From your message I don’t know whether you are evaluating DOS, or currently using it in production. And your workload will be different from ours. So take my anecdote with an iceberg-sized grain of salt. But you should treat that 200/second limit as radioactive.

In sum: I (a pained, concerned citizen[3]) think that if you know DOS well, you know its knife-like jagged edges (you handle 503s, you rolled your own purge-API scheduler (that’s what we did)), then you’re fine. But if you haven’t been so cut, I implore you to take seriously their documentation, and reckon with how grinding degraded performance of your object store can be.

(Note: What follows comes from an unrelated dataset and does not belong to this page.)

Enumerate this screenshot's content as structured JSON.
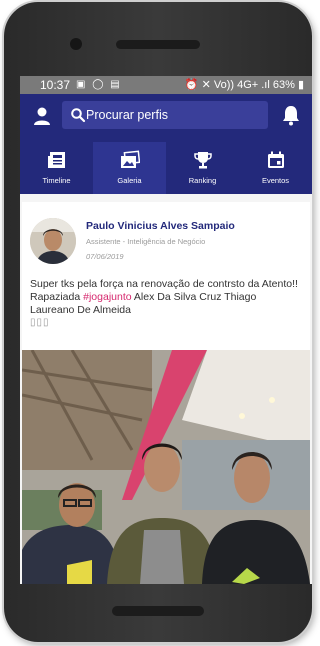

[0] Nothing against my team–DOS bills itself as a “drop-in replacement for S3". We just didn’t expect DOS to fall this short. Here’s a product manager for DO calling a drop-in replacement: https://www.digitalocean.com/community/questions/api-to-purge-file-cache-from-spaces-cdn-after-file-update
[1] This is a rhetorical flourish. I have never used Pipelines.
[2] We got zillions of 503s, then we put up the CDN. no improvement because our workload is spread across hundreds of thousands of objects, accessed variably (not good for CDN). So we iterated on retry/fail. All throughout, we were talking to DOS support.
[3] I work for neither MemSQL nor DOS nor Amazon. I’ve used S3 and DOS.


#3

Hi @curmudgeon!

Thanks for your detailed answer.

I was not aware the 200 reqs/sec limits on DOS. That is really a bummer. I was not looking for running this in production, but looking to save money when loading initial data in a cluster outside AWS.


#4

Thanks for taking the time to answer other MemSQL user’s questions! Much appreciate it.